Ein ungemütlicher Wind weht an diesem Februartag durch die Karl-Liebknecht-Straße am Alexanderplatz in Berlin. Hier steht das schmucklose Gebäude des Berliner Verlags. Die langen, weißen und viel zu schmalen Flure haben trotz der vielen Renovierungen noch das alte Ost-Flair. Die Stimmung bei den Redakteuren auf den vielen Etagen ist schlecht.

Das Redaktionsgebäude am Alexanderplatz: Ein kühler Wind weht durch die Flure. (Foto: Foto: dpa)

Im elften Stock - hier sitzt die Verlagsleitung - geht es nach der code-gesicherten Glastür nach links, ganz am Ende des Flures residiert Josef Depenbrock, Chefredakteur der Berliner Zeitung und in Personalunion Geschäftsführer des Berliner Verlags. Aus seinem Eckbüro geht der Blick weit über die Stadt. Gerade hat Depenbrock noch die morgendliche Konferenz geleitet, jetzt ist er in einer wichtigen Besprechung. "Nein, Herr Depenbrock gibt keine Auskünfte, selbst wenn er da wäre", sagt freundlich, aber bestimmt die Sekretärin Dagmar Rother: "Vielen Dank für den Besuch."

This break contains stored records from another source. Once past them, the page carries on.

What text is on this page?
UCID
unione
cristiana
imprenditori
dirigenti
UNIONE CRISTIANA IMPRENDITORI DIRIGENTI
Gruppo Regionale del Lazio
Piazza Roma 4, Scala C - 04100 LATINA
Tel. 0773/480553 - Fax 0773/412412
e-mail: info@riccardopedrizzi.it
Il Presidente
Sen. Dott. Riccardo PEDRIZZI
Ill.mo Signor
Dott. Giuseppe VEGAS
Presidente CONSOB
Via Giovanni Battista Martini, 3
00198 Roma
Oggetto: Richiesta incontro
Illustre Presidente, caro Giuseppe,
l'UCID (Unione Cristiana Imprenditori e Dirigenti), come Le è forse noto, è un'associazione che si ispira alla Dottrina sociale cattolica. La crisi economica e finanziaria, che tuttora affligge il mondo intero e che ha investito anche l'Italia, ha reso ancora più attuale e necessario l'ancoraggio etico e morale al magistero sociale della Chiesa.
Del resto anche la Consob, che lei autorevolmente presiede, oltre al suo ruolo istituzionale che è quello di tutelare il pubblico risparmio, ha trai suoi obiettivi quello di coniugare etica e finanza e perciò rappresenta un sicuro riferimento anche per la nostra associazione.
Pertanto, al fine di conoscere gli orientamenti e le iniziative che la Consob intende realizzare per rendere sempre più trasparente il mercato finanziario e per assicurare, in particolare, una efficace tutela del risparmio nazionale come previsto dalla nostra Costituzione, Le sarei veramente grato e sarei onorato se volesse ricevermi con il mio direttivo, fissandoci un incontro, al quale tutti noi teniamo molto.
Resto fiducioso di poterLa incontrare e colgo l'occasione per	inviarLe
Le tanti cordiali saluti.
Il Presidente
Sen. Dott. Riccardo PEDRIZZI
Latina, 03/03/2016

In den Etagen über Depenbrock und der Geschäftsführung sitzt die Redaktion - es brodelt. "Wir wollen nicht ausgepresst werden wie eine Zitrone. Es muss hier dringend investiert werden", sagt Regine Zylka, Mitglied des Redaktionsausschusses.

Explosive Stimmung

In der vergangenen Woche ist die Redaktion in einer beispiellosen Aktion an die Öffentlichkeit gegangen. Sowohl an Depenbrock als auch an David Montgomery - der Brite ist mit seiner Medienfirma Mecom seit 2005 Eigentümer des Verlags - haben sie einen öffentlichen Brief geschrieben und ihrer Wut freien Lauf gelassen. Die Redakteure fordern den Rücktritt Depenbrocks und den Ausstieg von Montgomery - das hat es in der deutschen Zeitungslandschaft bisher nicht gegeben. Man kann von einem Aufstand sprechen. Kurzzeitig wurde in der vergangenen Woche sogar diskutiert, die Zeitung nicht erscheinen zu lassen.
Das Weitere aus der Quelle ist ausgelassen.